A research team has successfully synthesized green copper oxide nanoparticles (CuO.NPs) from Mangifera indica (M. indica) leaf extract. The CuO.NPs showed potent activity against gram-positive and negative bacteria, as well as fungicidal effects on persimmon fruit pathogens. This advancement holds significant value for agriculture, offering a biocompatible and eco-friendly method to combat phytopathogenic diseases. Future applications of this technology could revolutionize disease management in crops, potentially enhancing agricultural productivity and sustainability.

A sustainable increase in agricultural production is needed due to a predicted doubling in global crop demand from 2005 to 2050. However, the rapid propagation of plant pathogens threatens the sustainability of the food supply. Crop production relies heavily on synthetic agrochemicals to combat plant diseases, but this approach contributes to environmental harm and pathogen resistance.

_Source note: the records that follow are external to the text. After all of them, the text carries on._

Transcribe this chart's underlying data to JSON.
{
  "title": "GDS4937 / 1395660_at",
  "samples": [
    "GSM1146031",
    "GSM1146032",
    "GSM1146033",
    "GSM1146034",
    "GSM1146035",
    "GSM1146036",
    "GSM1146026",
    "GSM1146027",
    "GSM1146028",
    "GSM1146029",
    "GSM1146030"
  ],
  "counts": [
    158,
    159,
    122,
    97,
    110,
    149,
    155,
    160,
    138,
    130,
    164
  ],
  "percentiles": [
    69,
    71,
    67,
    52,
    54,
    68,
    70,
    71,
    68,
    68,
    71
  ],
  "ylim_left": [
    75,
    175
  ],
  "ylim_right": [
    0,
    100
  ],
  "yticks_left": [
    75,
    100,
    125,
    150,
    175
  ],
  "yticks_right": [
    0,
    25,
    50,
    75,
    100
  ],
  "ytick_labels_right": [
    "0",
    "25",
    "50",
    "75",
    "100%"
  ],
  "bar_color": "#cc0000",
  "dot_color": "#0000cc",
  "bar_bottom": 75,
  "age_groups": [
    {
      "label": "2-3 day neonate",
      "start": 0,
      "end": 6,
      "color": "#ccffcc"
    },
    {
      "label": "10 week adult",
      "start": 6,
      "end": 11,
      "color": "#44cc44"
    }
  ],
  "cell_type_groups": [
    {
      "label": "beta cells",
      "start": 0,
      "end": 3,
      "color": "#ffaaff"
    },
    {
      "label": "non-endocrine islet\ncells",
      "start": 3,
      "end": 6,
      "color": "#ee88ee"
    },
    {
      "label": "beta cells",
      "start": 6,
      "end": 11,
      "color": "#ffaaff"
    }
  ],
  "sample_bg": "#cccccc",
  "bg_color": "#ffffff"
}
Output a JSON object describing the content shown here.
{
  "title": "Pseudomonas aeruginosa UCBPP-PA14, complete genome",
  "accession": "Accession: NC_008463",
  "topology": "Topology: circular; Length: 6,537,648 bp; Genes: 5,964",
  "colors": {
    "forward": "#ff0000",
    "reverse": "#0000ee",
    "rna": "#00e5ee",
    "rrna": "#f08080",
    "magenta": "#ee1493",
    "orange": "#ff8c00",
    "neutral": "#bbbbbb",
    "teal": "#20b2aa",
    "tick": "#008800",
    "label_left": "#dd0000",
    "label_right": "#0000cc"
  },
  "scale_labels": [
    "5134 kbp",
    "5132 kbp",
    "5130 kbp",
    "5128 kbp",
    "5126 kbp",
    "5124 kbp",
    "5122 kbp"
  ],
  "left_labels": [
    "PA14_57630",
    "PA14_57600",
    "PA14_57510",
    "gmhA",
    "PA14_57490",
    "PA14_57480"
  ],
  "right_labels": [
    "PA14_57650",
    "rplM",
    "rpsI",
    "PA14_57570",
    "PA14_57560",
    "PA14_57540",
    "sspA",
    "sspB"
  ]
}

These issues underscore the need for innovative, eco-friendly disease control methods. There has been a lot of research done recently on the green synthesis of various antimicrobial nanoparticles. Copper, a high-performance metal used in agriculture to combat pathogenic attacks, has received less attention.

A study published in Fruit Research on 3 June 2024, aims to synthesize eco-friendly and economically viable M. indica-mediated CuO.NPs to develop sustainable, biocompatible solutions for phytopathogen management.

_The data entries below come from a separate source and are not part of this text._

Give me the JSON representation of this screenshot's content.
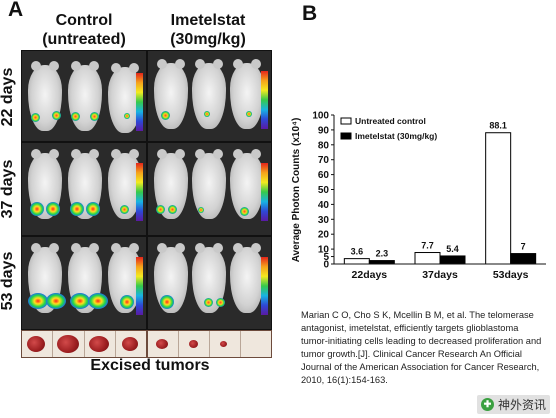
{
  "panel_a": {
    "letter": "A",
    "group_titles": [
      {
        "line1": "Control",
        "line2": "(untreated)"
      },
      {
        "line1": "Imetelstat",
        "line2": "(30mg/kg)"
      }
    ],
    "timepoints": [
      "22 days",
      "37 days",
      "53 days"
    ],
    "caption": "Excised tumors"
  },
  "panel_b": {
    "letter": "B"
  },
  "chart_data": {
    "type": "bar",
    "categories": [
      "22days",
      "37days",
      "53days"
    ],
    "series": [
      {
        "name": "Untreated control",
        "values": [
          3.6,
          7.7,
          88.1
        ],
        "labels": [
          "3.6",
          "7.7",
          "88.1"
        ],
        "fill": "#ffffff"
      },
      {
        "name": "Imetelstat (30mg/kg)",
        "values": [
          2.3,
          5.4,
          7
        ],
        "labels": [
          "2.3",
          "5.4",
          "7"
        ],
        "fill": "#000000"
      }
    ],
    "ylabel": "Average Photon Counts (x10⁴)",
    "ylim": [
      0,
      100
    ],
    "yticks": [
      0,
      5,
      10,
      20,
      30,
      40,
      50,
      60,
      70,
      80,
      90,
      100
    ],
    "legend_position": "top-left",
    "grid": false
  },
  "reference": {
    "lines": [
      "Marian C O, Cho S K, Mcellin B M, et al. The telomerase",
      "antagonist, imetelstat, efficiently targets glioblastoma",
      "tumor-initiating cells leading to decreased proliferation and",
      "tumor growth.[J]. Clinical Cancer Research An Official",
      "Journal of the American Association for Cancer Research,",
      "2010, 16(1):154-163."
    ]
  },
  "watermark": {
    "icon_glyph": "✚",
    "text": "神外资讯"
  }
}
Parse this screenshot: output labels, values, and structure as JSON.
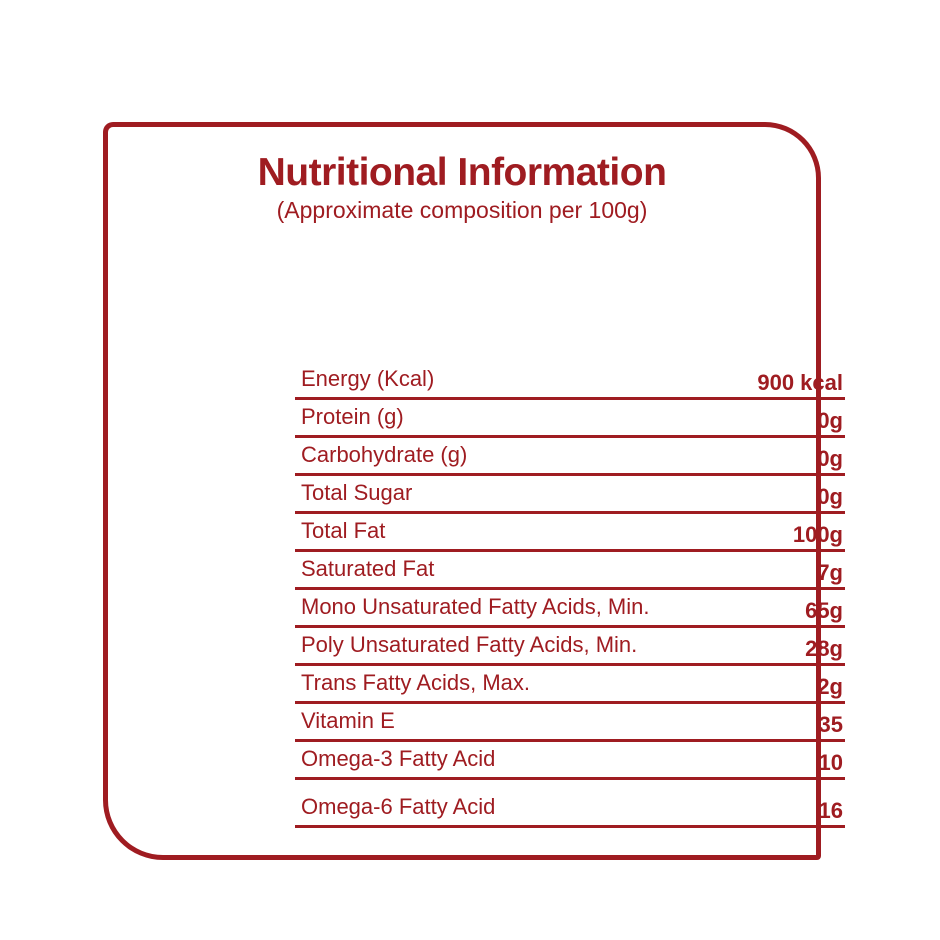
{
  "colors": {
    "accent": "#9f1c21",
    "background": "#ffffff"
  },
  "header": {
    "title": "Nutritional Information",
    "subtitle": "(Approximate composition per 100g)"
  },
  "table": {
    "rows": [
      {
        "label": "Energy (Kcal)",
        "value": "900 kcal"
      },
      {
        "label": "Protein (g)",
        "value": "0g"
      },
      {
        "label": "Carbohydrate (g)",
        "value": "0g"
      },
      {
        "label": "Total Sugar",
        "value": "0g"
      },
      {
        "label": "Total Fat",
        "value": "100g"
      },
      {
        "label": "Saturated Fat",
        "value": "7g"
      },
      {
        "label": "Mono Unsaturated Fatty Acids, Min.",
        "value": "65g"
      },
      {
        "label": "Poly Unsaturated Fatty Acids, Min.",
        "value": "28g"
      },
      {
        "label": "Trans Fatty Acids, Max.",
        "value": "2g"
      },
      {
        "label": "Vitamin E",
        "value": "35"
      },
      {
        "label": "Omega-3 Fatty Acid",
        "value": "10"
      },
      {
        "label": "Omega-6 Fatty Acid",
        "value": "16"
      }
    ]
  }
}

Firstly, M. indica leaf extract was employed to synthesize copper oxide nanoparticles (CuO.NPs), and the synthesis was confirmed by a color change from yellow to copper-reddish. Then, the spectral and morphological characterization biosynthesized were observed using FTIR, XRD, and TEM.

The FT-IR analysis verified the existence of functional groups such as C-N and O-H in the green synthesized CuO.NPs, which possess the potential to effectively inhibit pathogenic growth. XRD was carried out to demonstrate the crystalline nature and size of nanoparticles using the Scherrer formula. The TEM analysis indicated that the CuO.NPs display a spherical morphology and are effectively dispersed without aggregating, with sizes ranging from 40−80 nm.

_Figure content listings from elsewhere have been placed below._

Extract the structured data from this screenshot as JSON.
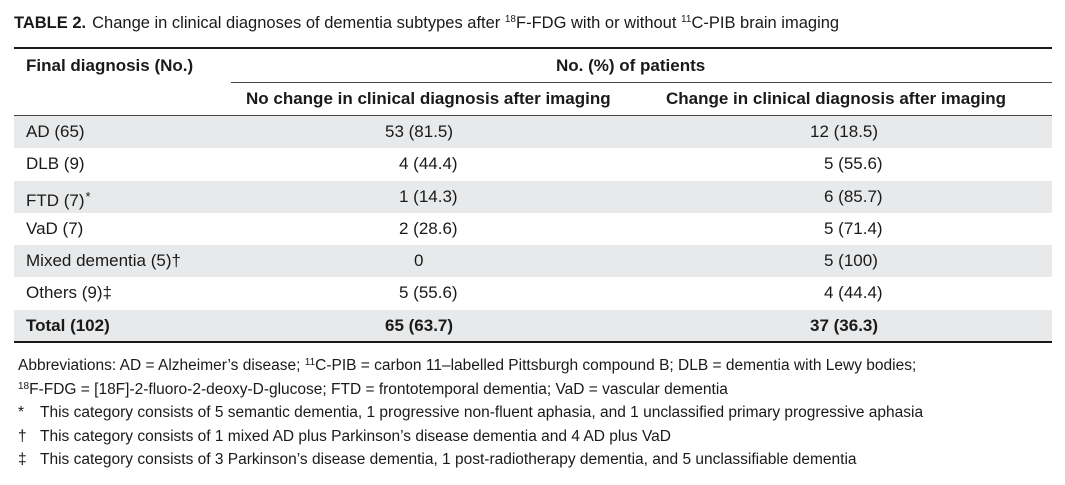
{
  "table": {
    "label": "TABLE 2.",
    "title_parts": [
      "Change in clinical diagnoses of dementia subtypes after ",
      "18",
      "F-FDG with or without ",
      "11",
      "C-PIB brain imaging"
    ],
    "col_header_1": "Final diagnosis (No.)",
    "group_header": "No. (%) of patients",
    "col_header_2": "No change in clinical diagnosis after imaging",
    "col_header_3": "Change in clinical diagnosis after imaging",
    "rows": [
      {
        "diagnosis": "AD (65)",
        "symbol": "",
        "no_change": "53 (81.5)",
        "change": "12 (18.5)"
      },
      {
        "diagnosis": "DLB (9)",
        "symbol": "",
        "no_change": "4 (44.4)",
        "change": "5 (55.6)"
      },
      {
        "diagnosis": "FTD (7)",
        "symbol": "*",
        "no_change": "1 (14.3)",
        "change": "6 (85.7)"
      },
      {
        "diagnosis": "VaD (7)",
        "symbol": "",
        "no_change": "2 (28.6)",
        "change": "5 (71.4)"
      },
      {
        "diagnosis": "Mixed dementia (5)†",
        "symbol": "",
        "no_change": "0",
        "change": "5 (100)"
      },
      {
        "diagnosis": "Others (9)‡",
        "symbol": "",
        "no_change": "5 (55.6)",
        "change": "4 (44.4)"
      }
    ],
    "total": {
      "diagnosis": "Total (102)",
      "no_change": "65 (63.7)",
      "change": "37 (36.3)"
    }
  },
  "notes": {
    "abbrev_line1_parts": [
      "Abbreviations: AD = Alzheimer’s disease; ",
      "11",
      "C-PIB = carbon 11–labelled Pittsburgh compound B; DLB = dementia with Lewy bodies;"
    ],
    "abbrev_line2_parts": [
      "18",
      "F-FDG = [18F]-2-fluoro-2-deoxy-D-glucose; FTD = frontotemporal dementia; VaD = vascular dementia"
    ],
    "footnotes": [
      {
        "mark": "*",
        "text": "This category consists of 5 semantic dementia, 1 progressive non-fluent aphasia, and 1 unclassified primary progressive aphasia"
      },
      {
        "mark": "†",
        "text": "This category consists of 1 mixed AD plus Parkinson’s disease dementia and 4 AD plus VaD"
      },
      {
        "mark": "‡",
        "text": "This category consists of 3 Parkinson’s disease dementia, 1 post-radiotherapy dementia, and 5 unclassifiable dementia"
      }
    ]
  }
}
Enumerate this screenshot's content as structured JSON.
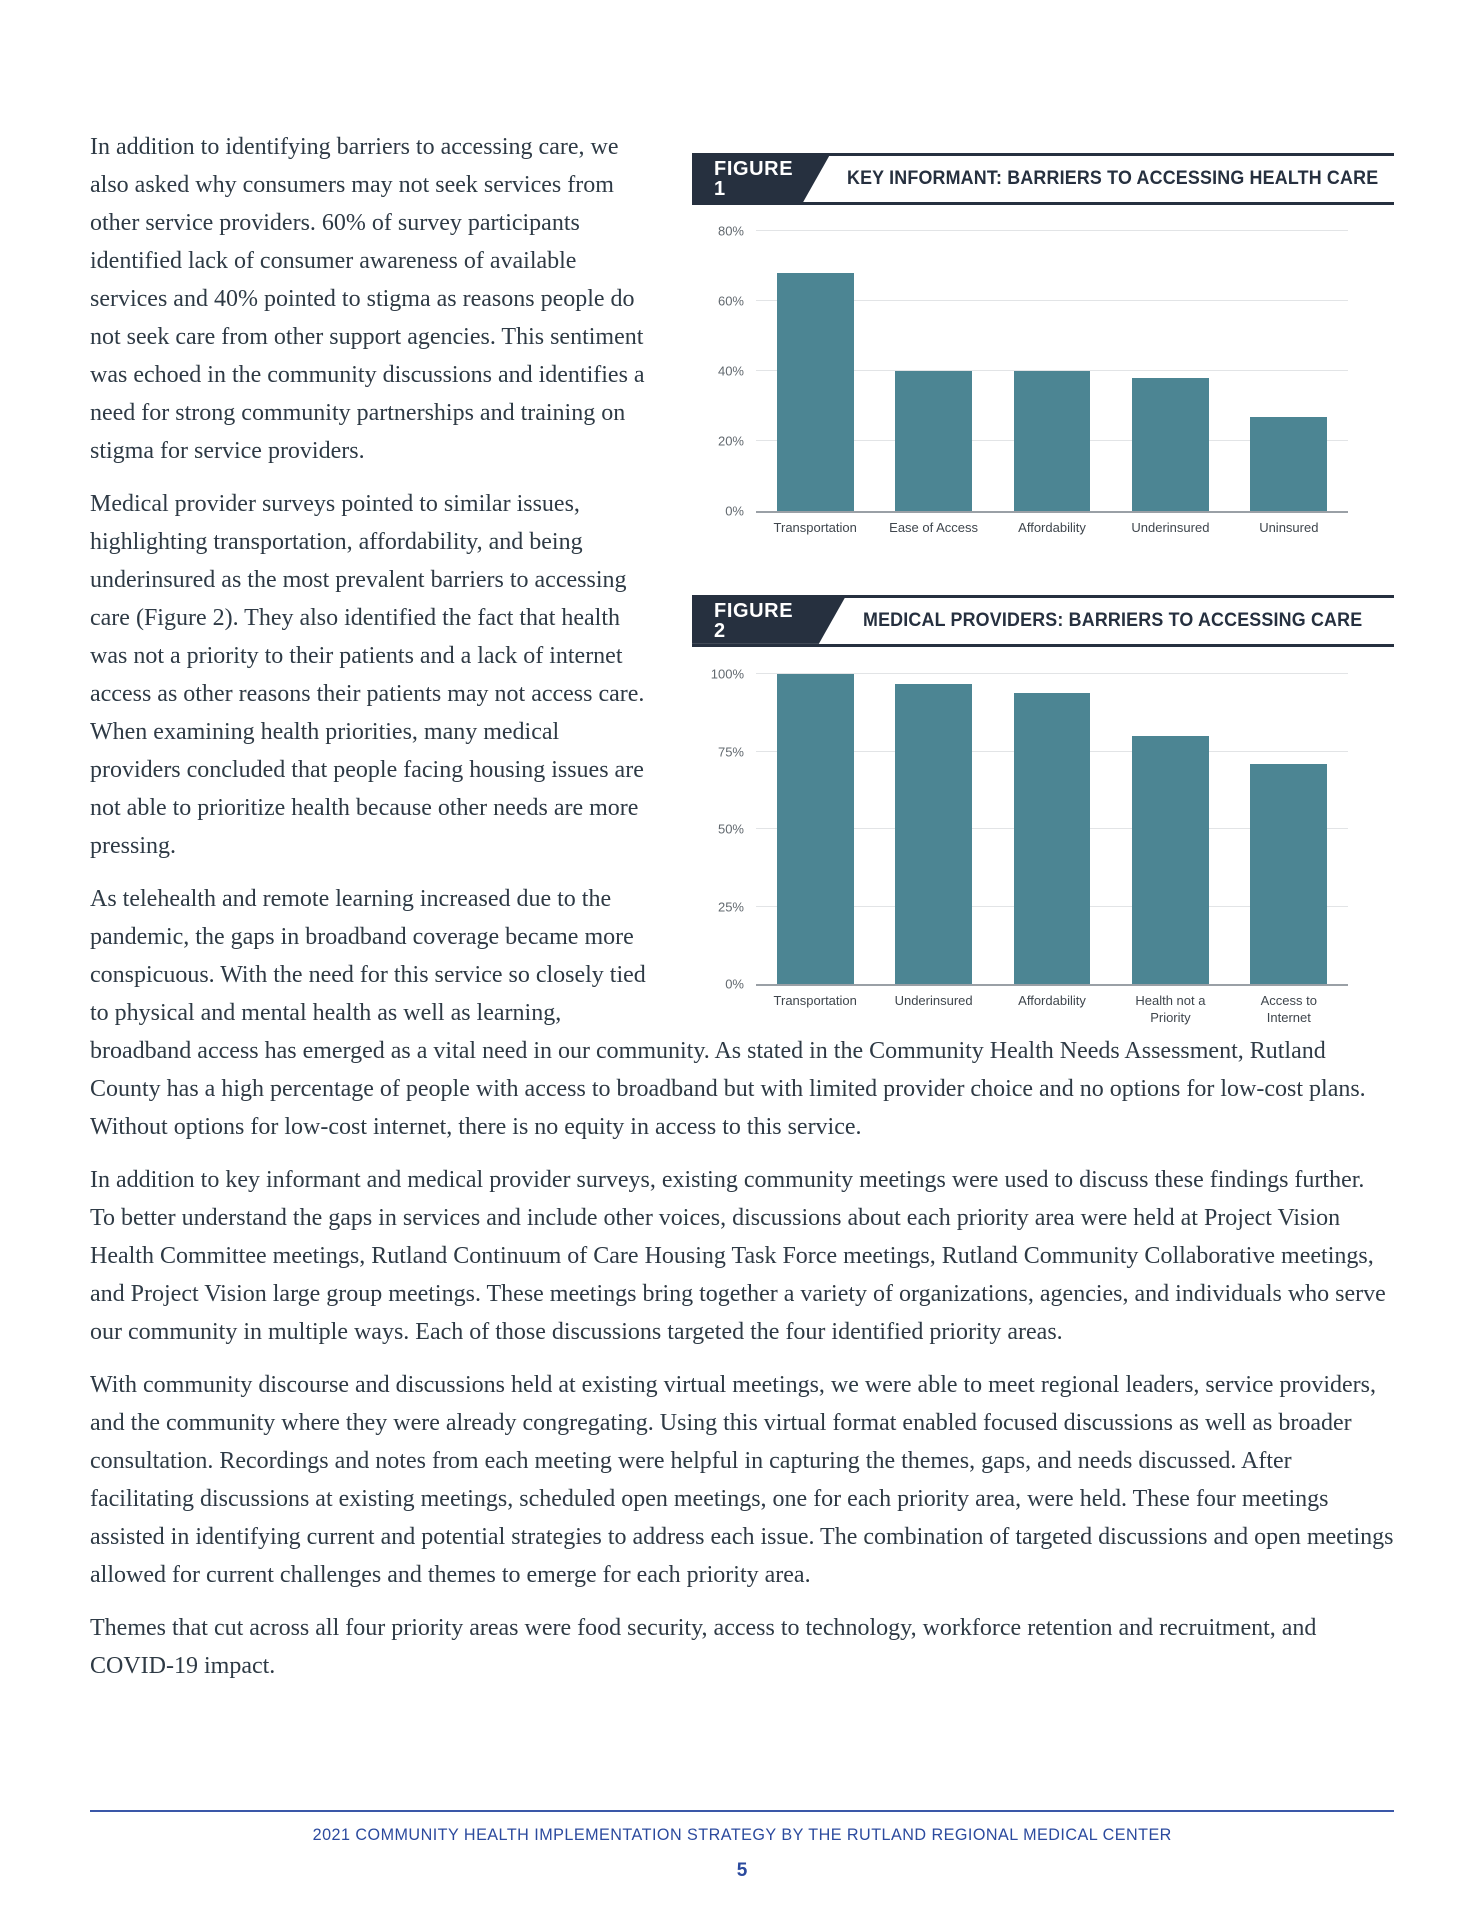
{
  "figures": [
    {
      "badge": "FIGURE 1",
      "title": "KEY INFORMANT: BARRIERS TO ACCESSING HEALTH CARE"
    },
    {
      "badge": "FIGURE 2",
      "title": "MEDICAL PROVIDERS: BARRIERS TO ACCESSING CARE"
    }
  ],
  "chart_data": [
    {
      "type": "bar",
      "title": "KEY INFORMANT: BARRIERS TO ACCESSING HEALTH CARE",
      "categories": [
        "Transportation",
        "Ease of Access",
        "Affordability",
        "Underinsured",
        "Uninsured"
      ],
      "values": [
        68,
        40,
        40,
        38,
        27
      ],
      "unit": "%",
      "xlabel": "",
      "ylabel": "",
      "ylim": [
        0,
        80
      ],
      "yticks": [
        0,
        20,
        40,
        60,
        80
      ],
      "grid": true,
      "legend": "none",
      "bar_color": "#4c8593"
    },
    {
      "type": "bar",
      "title": "MEDICAL PROVIDERS: BARRIERS TO ACCESSING CARE",
      "categories": [
        "Transportation",
        "Underinsured",
        "Affordability",
        "Health not a Priority",
        "Access to Internet"
      ],
      "values": [
        100,
        97,
        94,
        80,
        71
      ],
      "unit": "%",
      "xlabel": "",
      "ylabel": "",
      "ylim": [
        0,
        100
      ],
      "yticks": [
        0,
        25,
        50,
        75,
        100
      ],
      "grid": true,
      "legend": "none",
      "bar_color": "#4c8593"
    }
  ],
  "paragraphs": {
    "p1": "In addition to identifying barriers to accessing care, we also asked why consumers may not seek services from other service providers. 60% of survey participants identified lack of consumer awareness of available services and 40% pointed to stigma as reasons people do not seek care from other support agencies. This sentiment was echoed in the community discussions and identifies a need for strong community partnerships and training on stigma for service providers.",
    "p2": "Medical provider surveys pointed to similar issues, highlighting transportation, affordability, and being underinsured as the most prevalent barriers to accessing care (Figure 2). They also identified the fact that health was not a priority to their patients and a lack of internet access as other reasons their patients may not access care. When examining health priorities, many medical providers concluded that people facing housing issues are not able to prioritize health because other needs are more pressing.",
    "p3": "As telehealth and remote learning increased due to the pandemic, the gaps in broadband coverage became more conspicuous. With the need for this service so closely tied to physical and mental health as well as learning, broadband access has emerged as a vital need in our community. As stated in the Community Health Needs Assessment, Rutland County has a high percentage of people with access to broadband but with limited provider choice and no options for low-cost plans. Without options for low-cost internet, there is no equity in access to this service.",
    "p4": "In addition to key informant and medical provider surveys, existing community meetings were used to discuss these findings further. To better understand the gaps in services and include other voices, discussions about each priority area were held at Project Vision Health Committee meetings, Rutland Continuum of Care Housing Task Force meetings, Rutland Community Collaborative meetings, and Project Vision large group meetings. These meetings bring together a variety of organizations, agencies, and individuals who serve our community in multiple ways. Each of those discussions targeted the four identified priority areas.",
    "p5": "With community discourse and discussions held at existing virtual meetings, we were able to meet regional leaders, service providers, and the community where they were already congregating. Using this virtual format enabled focused discussions as well as broader consultation. Recordings and notes from each meeting were helpful in capturing the themes, gaps, and needs discussed. After facilitating discussions at existing meetings, scheduled open meetings, one for each priority area, were held. These four meetings assisted in identifying current and potential strategies to address each issue. The combination of targeted discussions and open meetings allowed for current challenges and themes to emerge for each priority area.",
    "p6": "Themes that cut across all four priority areas were food security, access to technology, workforce retention and recruitment, and COVID-19 impact."
  },
  "footer": {
    "title": "2021 COMMUNITY HEALTH IMPLEMENTATION STRATEGY BY THE RUTLAND REGIONAL MEDICAL CENTER",
    "page_number": "5"
  },
  "colors": {
    "bar": "#4c8593",
    "badge_background": "#26303f",
    "figure_title_text": "#26303f",
    "body_text": "#2e3a45",
    "footer_blue": "#2b4a9e",
    "gridline": "#e2e4e6",
    "axis_line": "#9aa0a6",
    "tick_label": "#62696f"
  }
}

Further, the antibacterial activity of CuO.NPs were evaluated at different doses (30, 60, and 100 μg·mL⁻¹) both in vitro and in vivo. The CuO.NPs exhibited significant antibacterial activity against Escherichia coli (E. coli) and Staphylococcus aureus (S. aureus), with higher doses showing greater inhibition zones. The antifungal activity in vivo was tested on Diospyros kaki (persimmon fruit), where CuO.NPs significantly reduced disease incidence.

Additionally, the nanoparticles also demonstrated strong antioxidant activity, comparable to ascorbic acid. These results suggest that green synthesized CuO.NPs have substantial potential for use as eco-friendly, cost-effective antimicrobial agents in agriculture.

According to the study's lead researcher, Cheng Song, "This work offers a new avenue for additional investigations of metallic nanoparticles in vital domains like phytopathology and agriculture. The use of this environmentally friendly method of biogenic nanoparticles may help to reduce the fungal infection in sweet fruit and improve the socio-economic standing of farmers."

In summary, this research showcases the green synthesis of CuO.NPs using M. indica leaf extract. Characterized by FTIR, XRD, and TEM, the CuO.NPs demonstrated significant antimicrobial activity against E. coli and S. aureus, fungicidal effects on R. oryzae, and strong antioxidant properties. These findings highlight the potential of eco-friendly CuO.NPs as cost-effective antimicrobial agents in agriculture.

Future research should focus on optimizing synthesis, expanding applications, and scaling up production to enhance sustainable crop protection.